Most of us driving to or from Heber City pay little attention to exit eight off Route 40, but we should.
The exit is named after the Mayflower Mine. To view the mine area (as you drive east) take exit eight (8), proceed to the top of the ramp and turn right. At the stop sign on the service road, turn left and drive a short distance to a turnout. Step out of your vehicle and gaze towards Deer Crest.
Remnants of the mine are visible before your eyes: the mine portal; collapsed remains of the office; various utility buildings; a fire-proof vault that stored important documents; a concrete pad for loading gondolas; and a rusting 60 pound rail.
Reviewing the property there is only the slightest evidence to suggest that the Mayflower Mine was arguably the most “unique” mine in our town’s illustrious mining history.
The Mayflower was the last mine to open (1929) and the second-to-last to close (1972). In 1929 a series of mining claims dating back to 1873 were consolidated to create the Mayflower Mine. In 1932 the New Park Mining Company was chartered noting the Mayflower Mine as its primary asset. New Park was the second largest property holder in the Park City District.
Due to its “young” age the Mayflower is not considered particularly historic, especially when compared to the “Big Four” which defined Park City’s mining-based economy. As a reminder the mines comprising the “Big Four” included the Silver King Coalition, Ontario, Daly-Judge and the Daly West.

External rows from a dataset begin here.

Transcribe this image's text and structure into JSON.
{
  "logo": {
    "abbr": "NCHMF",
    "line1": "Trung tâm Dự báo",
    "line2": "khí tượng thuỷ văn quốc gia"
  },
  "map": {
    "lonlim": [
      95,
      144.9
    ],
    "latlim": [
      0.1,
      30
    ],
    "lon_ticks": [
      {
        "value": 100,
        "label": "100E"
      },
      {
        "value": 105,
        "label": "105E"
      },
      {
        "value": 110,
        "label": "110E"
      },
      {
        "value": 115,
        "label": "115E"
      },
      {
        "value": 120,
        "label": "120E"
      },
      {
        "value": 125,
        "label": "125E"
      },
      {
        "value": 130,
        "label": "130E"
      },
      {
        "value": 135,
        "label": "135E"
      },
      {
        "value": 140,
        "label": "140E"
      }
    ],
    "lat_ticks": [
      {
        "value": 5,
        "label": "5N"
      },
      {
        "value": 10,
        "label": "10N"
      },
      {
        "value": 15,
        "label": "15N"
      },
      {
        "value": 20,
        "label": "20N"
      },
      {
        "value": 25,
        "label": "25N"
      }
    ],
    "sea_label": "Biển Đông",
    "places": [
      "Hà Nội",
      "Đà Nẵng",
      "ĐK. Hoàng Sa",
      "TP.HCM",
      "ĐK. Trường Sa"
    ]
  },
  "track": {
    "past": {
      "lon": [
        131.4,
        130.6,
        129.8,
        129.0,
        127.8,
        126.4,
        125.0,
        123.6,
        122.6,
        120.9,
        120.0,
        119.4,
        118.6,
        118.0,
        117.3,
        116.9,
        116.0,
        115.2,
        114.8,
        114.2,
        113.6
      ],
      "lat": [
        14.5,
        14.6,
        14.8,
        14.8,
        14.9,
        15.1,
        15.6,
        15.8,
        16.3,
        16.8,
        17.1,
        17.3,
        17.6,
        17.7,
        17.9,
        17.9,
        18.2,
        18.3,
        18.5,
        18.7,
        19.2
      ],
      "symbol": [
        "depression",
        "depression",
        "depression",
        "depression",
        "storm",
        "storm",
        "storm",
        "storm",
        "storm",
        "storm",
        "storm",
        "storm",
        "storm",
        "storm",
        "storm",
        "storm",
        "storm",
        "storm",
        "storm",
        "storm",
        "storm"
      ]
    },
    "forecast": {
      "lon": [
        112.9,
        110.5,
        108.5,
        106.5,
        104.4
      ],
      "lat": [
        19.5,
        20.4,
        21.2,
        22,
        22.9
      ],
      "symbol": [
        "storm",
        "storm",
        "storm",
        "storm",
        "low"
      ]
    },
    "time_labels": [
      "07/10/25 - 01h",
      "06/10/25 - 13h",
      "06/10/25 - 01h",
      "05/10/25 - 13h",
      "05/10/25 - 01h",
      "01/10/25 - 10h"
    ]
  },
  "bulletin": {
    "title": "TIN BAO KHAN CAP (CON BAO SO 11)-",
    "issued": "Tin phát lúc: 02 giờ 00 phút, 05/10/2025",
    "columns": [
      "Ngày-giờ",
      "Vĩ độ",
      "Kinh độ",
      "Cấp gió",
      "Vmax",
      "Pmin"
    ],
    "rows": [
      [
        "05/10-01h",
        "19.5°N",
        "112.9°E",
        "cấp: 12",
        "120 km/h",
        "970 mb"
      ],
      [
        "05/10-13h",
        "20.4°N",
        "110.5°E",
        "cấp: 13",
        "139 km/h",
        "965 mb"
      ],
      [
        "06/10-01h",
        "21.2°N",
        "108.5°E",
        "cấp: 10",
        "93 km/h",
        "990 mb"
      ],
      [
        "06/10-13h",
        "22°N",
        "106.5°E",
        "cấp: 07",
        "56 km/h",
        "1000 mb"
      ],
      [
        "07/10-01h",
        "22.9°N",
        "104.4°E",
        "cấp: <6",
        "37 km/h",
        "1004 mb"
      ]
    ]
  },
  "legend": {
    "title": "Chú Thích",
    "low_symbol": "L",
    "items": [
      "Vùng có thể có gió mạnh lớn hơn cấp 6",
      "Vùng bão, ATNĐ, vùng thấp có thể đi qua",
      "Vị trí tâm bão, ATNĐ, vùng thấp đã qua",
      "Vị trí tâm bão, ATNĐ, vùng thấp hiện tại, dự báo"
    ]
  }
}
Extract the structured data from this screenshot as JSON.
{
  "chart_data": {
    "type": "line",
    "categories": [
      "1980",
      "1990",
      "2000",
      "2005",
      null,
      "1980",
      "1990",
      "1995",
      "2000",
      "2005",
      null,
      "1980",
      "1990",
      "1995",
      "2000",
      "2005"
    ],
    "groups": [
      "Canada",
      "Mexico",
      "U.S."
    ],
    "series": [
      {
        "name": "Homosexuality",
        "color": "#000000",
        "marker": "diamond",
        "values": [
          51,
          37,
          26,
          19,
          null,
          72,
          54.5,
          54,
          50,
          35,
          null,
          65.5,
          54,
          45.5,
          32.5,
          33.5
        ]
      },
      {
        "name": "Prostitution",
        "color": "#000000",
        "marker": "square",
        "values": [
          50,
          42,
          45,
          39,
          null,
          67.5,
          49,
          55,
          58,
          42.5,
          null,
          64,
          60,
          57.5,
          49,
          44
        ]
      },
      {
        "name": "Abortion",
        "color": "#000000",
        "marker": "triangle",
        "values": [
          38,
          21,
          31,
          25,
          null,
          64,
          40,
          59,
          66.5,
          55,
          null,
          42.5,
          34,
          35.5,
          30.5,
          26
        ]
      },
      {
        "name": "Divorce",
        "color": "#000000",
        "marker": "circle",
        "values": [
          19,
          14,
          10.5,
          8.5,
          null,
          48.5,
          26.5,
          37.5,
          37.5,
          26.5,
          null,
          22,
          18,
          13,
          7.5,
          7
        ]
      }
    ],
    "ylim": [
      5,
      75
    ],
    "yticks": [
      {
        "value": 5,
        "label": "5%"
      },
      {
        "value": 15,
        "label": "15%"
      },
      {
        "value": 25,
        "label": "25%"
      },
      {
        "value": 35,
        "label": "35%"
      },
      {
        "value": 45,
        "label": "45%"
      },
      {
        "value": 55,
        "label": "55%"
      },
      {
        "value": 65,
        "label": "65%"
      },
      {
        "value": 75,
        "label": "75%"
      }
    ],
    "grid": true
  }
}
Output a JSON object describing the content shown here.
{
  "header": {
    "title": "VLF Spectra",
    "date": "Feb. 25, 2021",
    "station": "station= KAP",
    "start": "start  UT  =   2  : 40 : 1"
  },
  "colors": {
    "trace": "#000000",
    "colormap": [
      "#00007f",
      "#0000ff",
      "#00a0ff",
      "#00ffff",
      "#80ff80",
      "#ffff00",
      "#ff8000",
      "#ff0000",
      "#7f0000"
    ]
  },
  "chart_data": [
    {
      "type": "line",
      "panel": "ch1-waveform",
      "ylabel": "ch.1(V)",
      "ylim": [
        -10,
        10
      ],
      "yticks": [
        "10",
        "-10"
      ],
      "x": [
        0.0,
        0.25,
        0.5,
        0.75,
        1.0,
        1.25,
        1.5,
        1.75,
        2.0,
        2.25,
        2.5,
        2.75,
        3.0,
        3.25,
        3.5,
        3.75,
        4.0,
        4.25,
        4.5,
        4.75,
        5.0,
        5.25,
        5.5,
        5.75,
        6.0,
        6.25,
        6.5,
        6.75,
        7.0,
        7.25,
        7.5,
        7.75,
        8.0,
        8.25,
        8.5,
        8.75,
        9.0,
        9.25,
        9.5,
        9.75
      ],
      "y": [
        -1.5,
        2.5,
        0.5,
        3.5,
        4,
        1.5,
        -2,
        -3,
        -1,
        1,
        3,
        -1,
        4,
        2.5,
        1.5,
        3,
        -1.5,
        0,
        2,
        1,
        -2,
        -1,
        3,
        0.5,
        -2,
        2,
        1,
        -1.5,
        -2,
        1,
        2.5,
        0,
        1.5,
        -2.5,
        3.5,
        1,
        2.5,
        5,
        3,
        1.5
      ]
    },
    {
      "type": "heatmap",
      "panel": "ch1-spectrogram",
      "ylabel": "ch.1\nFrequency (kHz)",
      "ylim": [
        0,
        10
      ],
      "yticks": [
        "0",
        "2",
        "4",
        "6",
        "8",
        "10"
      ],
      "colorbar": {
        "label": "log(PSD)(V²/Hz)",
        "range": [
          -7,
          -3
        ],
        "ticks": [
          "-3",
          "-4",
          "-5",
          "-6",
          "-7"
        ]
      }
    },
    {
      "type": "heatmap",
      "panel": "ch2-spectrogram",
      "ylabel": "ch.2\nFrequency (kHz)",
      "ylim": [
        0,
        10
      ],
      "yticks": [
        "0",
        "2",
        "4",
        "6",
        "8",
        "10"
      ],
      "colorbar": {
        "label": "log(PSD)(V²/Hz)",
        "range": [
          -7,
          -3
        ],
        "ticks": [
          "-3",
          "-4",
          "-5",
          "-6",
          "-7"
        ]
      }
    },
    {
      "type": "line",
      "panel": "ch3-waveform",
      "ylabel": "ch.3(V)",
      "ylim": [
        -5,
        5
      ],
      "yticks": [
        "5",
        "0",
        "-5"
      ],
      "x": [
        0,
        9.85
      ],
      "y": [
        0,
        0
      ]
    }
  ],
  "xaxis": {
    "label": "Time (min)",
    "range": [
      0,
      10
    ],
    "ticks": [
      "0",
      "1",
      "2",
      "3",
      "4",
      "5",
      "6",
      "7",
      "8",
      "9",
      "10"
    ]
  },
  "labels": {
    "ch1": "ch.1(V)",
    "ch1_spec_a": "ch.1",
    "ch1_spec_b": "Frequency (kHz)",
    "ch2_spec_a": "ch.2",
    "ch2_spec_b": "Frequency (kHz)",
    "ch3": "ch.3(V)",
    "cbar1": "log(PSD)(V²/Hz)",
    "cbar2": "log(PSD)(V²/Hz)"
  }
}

Yet no other mine in Park City can boast such uniqueness. The Mayflower was the only “hot” mine in Park City (a result of geothermal activity). It also operated under a miner’s lease, was solidly profitable in its later years, produced five metals and was a television star.
The mine was busy enough that in 1941 the Union Pacific Railroad (UP) extended its Ontario Spur to serve the Mayflower. The earthen cut where the tracks entered the facility remains clearly visible from the service road.
By the 1950s the two remaining operating mines in Park City – the Ontario and the Mayflower – were struggling. The union was decertified at the Mayflower and the workers negotiated a “miner’s lease” with New Park whereby the mine was leased to employees. It was the only way to keep the mine from entering bankruptcy or closure. Thus it became an employee-operated mine. The dissolution of the union created slight friction between the Ontario and Mayflower workers.
The employees at the Mayflower were predominately from the Heber Valley. Why is this notable? Even more so than today, the Heber Valley economy was agriculturally-based. Most workers at the Mayflower had another source of income: their farms. Therefore they had greater flexibility to accept “innovative” employment options (income reduction) than their Park City mining brethren.